West End pressures to intensify – Cluttons

The vacancy rate for office space in London’s West End fell to 5.4% in the latest quarter from 5.9% in the previous three months, says Cluttons – the lowest level since January 2009. In some parts of the West End, such as Soho, the shortage of stock is even more acute, with a vacancy rate of less than 3%, Cluttons notes, although the market is strongly tiered with Grade A options very limited and Grade B space more readily available.
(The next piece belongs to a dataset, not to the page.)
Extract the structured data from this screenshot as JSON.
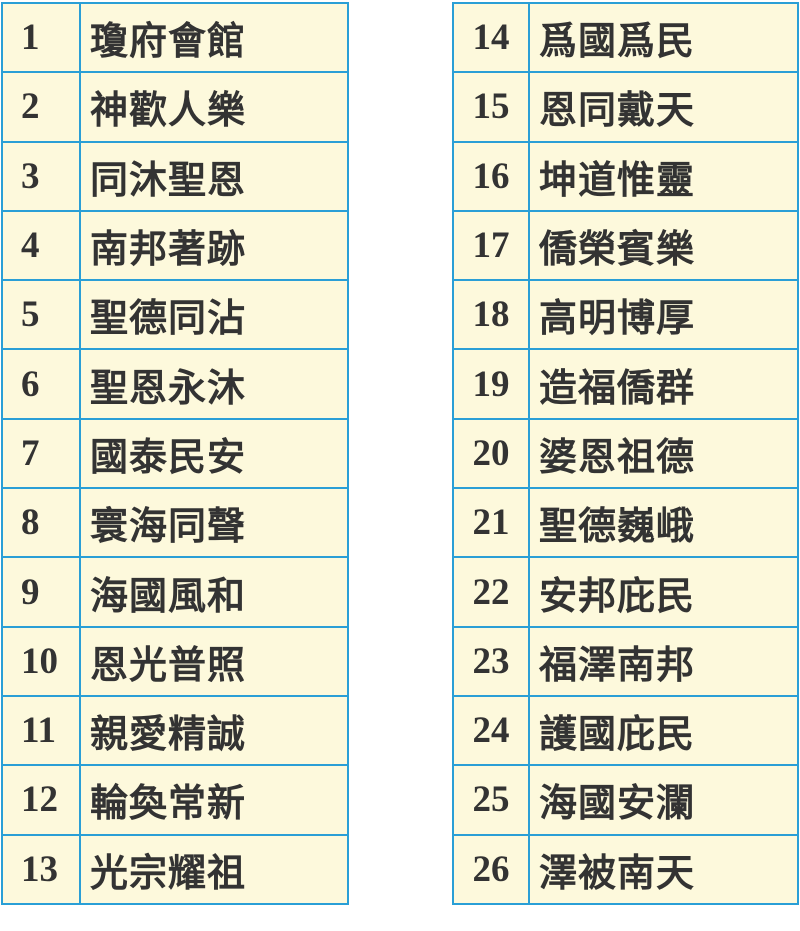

The firm says the pressure will intensify over the next two years as a cohort of occupiers that took leases out in 2006/07 faces breaks or expiries.

Occupiers remain “ultra-cautious”, with the market driven mostly by lease events; Cluttons says the lack of available development finance has contributed to the lack of activity but notes that the London economy has remained more robust than that for the rest of the UK, “as a result of the greater than perceived diversified nature of the economy”. The financial sector has increased its presence in the West End over the past decade but the office market in the area benefits from a broader business make-up.

Speculative development did increase in the last quarter – space under construction went up 20% – but it is still below the 10-year average and more than 40% of the increase is in the Victoria area, with less than 15% of the pipeline in the highly sought-after Mayfair and St James’s markets. “We therefore expect pre-let pressures to stimulate further starts over the coming quarters,” Cluttons says.

Rents in the West End are forecast to rise by an average of more than 8% over the next four years, highlighting the need to fix costs early, the firm points out.